Can Falling in Love Help You Heal?

In the novels of my series, Once Upon a Time in the Texas Panhandle, I don’t avoid killing, because killing is a part of life. … Ecclesiastes, Chapter 3, states it plainly: “To every thing there is a season, and a time to every purpose under the heaven: … A time to kill.” However, it seems most writers in telling their stories forget to include the second half of Verse 3, which, after saying “A time to kill,” then says, “and a time to heal.” I focus on this—healing after having killed. Instead of giving brutal details of the killing scene, I focus on the effect afterwards on the killer—what killing has done to his or her mind, which is often called PTSD. However justified I am for killing someone, I have to live with what I have done … and find a way to heal. That’s my focus.

People kill for all sorts of reasons. I was struck by the words of Deontay Wilder, the reigning WBC heavyweight champion, who told the interviewer before his recent fight with Luiz Ortiz, “Every time I walk into the ring my mind-set is to kill my opponent in the ring—nothing else. … When I risk my life for other people’s entertainment, why would I care about their opinions? … They know what it is, and they love it.” Fortunately, Ortiz didn’t die, but a lesser man certainly would have. Wilder “connected with a bone-rattling right to the head of Ortiz … in the seventh [round], dropping and stopping the Cuban.” It was for the entertainment of a crowd of 10,000, and they loved it. And probably, if Ortiz had never woken up, they would have loved it even more.

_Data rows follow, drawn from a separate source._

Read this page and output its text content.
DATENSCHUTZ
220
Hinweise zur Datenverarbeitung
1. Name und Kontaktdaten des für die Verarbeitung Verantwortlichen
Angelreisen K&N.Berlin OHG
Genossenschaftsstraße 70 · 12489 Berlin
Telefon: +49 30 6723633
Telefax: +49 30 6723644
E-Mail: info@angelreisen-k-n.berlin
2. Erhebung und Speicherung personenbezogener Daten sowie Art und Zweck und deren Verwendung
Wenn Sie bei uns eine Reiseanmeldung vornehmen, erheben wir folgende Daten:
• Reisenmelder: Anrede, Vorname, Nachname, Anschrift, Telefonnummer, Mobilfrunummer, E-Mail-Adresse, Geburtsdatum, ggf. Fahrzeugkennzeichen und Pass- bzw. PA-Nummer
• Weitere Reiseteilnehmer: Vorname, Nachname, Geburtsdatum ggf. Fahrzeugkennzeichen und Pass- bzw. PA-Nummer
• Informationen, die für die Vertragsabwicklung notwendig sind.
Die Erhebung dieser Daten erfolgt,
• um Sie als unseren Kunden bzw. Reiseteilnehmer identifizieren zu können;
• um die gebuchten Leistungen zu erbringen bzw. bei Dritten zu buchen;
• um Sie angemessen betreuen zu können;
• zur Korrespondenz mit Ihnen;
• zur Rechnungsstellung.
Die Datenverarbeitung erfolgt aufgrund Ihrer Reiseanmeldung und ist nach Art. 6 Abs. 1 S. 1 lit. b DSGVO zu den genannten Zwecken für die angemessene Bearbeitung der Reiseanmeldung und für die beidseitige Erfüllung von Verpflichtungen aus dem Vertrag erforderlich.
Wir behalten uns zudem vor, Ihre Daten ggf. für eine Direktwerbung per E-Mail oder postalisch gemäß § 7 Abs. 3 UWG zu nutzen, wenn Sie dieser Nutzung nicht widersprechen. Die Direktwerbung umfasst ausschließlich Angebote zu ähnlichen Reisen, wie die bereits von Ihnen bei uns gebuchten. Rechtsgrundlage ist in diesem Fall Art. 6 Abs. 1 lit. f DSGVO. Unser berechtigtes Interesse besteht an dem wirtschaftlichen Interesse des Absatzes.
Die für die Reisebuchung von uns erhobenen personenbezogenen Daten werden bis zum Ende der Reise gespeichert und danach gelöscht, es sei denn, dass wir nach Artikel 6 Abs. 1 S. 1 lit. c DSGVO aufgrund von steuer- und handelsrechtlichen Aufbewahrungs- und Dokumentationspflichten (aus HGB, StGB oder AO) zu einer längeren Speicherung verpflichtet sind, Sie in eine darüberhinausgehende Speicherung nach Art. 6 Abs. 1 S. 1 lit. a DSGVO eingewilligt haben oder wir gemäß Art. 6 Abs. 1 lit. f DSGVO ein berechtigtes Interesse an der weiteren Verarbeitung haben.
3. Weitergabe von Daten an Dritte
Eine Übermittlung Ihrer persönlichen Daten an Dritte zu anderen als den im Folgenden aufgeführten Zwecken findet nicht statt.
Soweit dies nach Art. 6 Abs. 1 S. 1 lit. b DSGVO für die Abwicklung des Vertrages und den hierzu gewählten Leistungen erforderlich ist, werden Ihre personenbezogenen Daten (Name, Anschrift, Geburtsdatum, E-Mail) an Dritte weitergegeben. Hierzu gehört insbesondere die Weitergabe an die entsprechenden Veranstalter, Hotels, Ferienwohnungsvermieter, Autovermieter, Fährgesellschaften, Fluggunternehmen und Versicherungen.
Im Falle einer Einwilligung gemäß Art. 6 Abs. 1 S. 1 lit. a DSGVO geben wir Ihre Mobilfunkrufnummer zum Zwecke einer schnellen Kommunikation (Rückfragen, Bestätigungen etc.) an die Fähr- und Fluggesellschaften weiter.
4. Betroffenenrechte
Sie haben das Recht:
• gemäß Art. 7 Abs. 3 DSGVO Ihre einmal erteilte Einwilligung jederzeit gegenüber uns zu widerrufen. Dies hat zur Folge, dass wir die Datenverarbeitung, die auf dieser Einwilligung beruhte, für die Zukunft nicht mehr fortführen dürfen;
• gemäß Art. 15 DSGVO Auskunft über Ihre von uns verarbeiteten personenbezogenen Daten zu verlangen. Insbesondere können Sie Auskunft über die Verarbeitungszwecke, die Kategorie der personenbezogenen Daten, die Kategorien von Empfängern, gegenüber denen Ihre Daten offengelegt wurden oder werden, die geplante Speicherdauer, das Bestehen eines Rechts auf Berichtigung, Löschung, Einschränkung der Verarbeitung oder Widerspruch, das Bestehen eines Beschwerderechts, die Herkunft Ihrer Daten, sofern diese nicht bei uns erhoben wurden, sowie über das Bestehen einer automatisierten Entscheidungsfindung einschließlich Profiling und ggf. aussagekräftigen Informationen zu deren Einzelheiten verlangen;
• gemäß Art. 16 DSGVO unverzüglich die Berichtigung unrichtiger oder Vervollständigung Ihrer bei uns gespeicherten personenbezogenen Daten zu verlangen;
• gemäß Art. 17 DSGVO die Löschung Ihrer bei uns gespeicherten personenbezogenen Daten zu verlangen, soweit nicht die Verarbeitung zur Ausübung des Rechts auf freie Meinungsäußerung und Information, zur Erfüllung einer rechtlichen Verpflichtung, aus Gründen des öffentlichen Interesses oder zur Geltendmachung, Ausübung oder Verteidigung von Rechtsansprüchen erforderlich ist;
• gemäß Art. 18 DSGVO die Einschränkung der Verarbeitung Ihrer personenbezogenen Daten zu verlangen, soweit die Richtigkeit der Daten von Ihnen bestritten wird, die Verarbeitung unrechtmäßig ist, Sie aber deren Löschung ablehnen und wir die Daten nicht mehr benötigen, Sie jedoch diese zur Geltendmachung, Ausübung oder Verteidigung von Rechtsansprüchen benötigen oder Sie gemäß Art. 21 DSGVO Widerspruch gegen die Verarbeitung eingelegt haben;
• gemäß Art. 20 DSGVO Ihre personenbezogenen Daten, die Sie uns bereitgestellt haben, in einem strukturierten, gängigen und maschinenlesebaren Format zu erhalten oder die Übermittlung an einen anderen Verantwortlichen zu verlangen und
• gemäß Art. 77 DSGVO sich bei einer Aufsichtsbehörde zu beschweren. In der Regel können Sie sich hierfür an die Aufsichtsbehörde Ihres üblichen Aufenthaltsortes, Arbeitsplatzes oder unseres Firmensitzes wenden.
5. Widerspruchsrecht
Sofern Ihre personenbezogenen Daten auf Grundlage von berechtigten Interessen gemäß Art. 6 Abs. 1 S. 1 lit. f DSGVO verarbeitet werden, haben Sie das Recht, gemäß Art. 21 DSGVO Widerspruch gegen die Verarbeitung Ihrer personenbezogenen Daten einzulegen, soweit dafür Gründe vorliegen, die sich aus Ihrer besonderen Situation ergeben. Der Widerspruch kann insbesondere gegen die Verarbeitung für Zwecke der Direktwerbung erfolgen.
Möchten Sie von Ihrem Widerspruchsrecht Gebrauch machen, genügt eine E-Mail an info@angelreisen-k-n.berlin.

But rather than playing and replaying the “spectacular one-hitter-quitter knockout” by Wilder of Ortiz, I think about what would now be going on in Wilder’s mind, if he had actually killed Ortiz. Of course, it would have been perfectly legal and scored simply as a win-by- knockout, to make Wilder’s record, “42-0-1, 41 KOs.” But how would being a killer affect Wilder’s psyche? Would he be like Sean Thornton (John Wayne) in the movie, The Quiet Man, who after killing an opponent in the ring in America, leaves boxing and returns to his native Ireland to live anonymously and in peace. Would Wilder return to Alabama, buy a farm, and try to find peace?

In two of my novels, the protagonist young man is a decorated war hero. One has been rewarded for killing hundreds of enemy soldiers in Korea, the other for shooting down dozens of enemy planes in the war against Japan. The military lauds them, gives them medals, but they have an impossible time living with killing. Drinking doesn’t heal. Attempted suicide doesn’t heal. In another of my novels, the millionaire father of a young man attempts to murder his son’s Native American fiancée. The father ends up hating himself and hated by his son. In another novel, two brothers serve on opposite sides in the American Civil War—the one becoming a hero in the Union Army, the other a hero in the Confederate Army, and both are decorated for valor in killing “the enemy.” Either brother feels justified in killing—both believing that they are fighting for the right cause. But after the war, they both have nightmares about the soldiers of the other side that they killed. And the soldier who was in the Confederate Army is doubly conflicted, having fought to defend slavery, which he comes to see as the wrong cause and thus he was in the wrong army.

In these stories, healing comes from falling in love with a compassionate and understanding young lady, who helps her lover carry his burden. The pain and bad memories will never go away. But love heals. And bearing the burden together, the couple will be able to live happily ever after.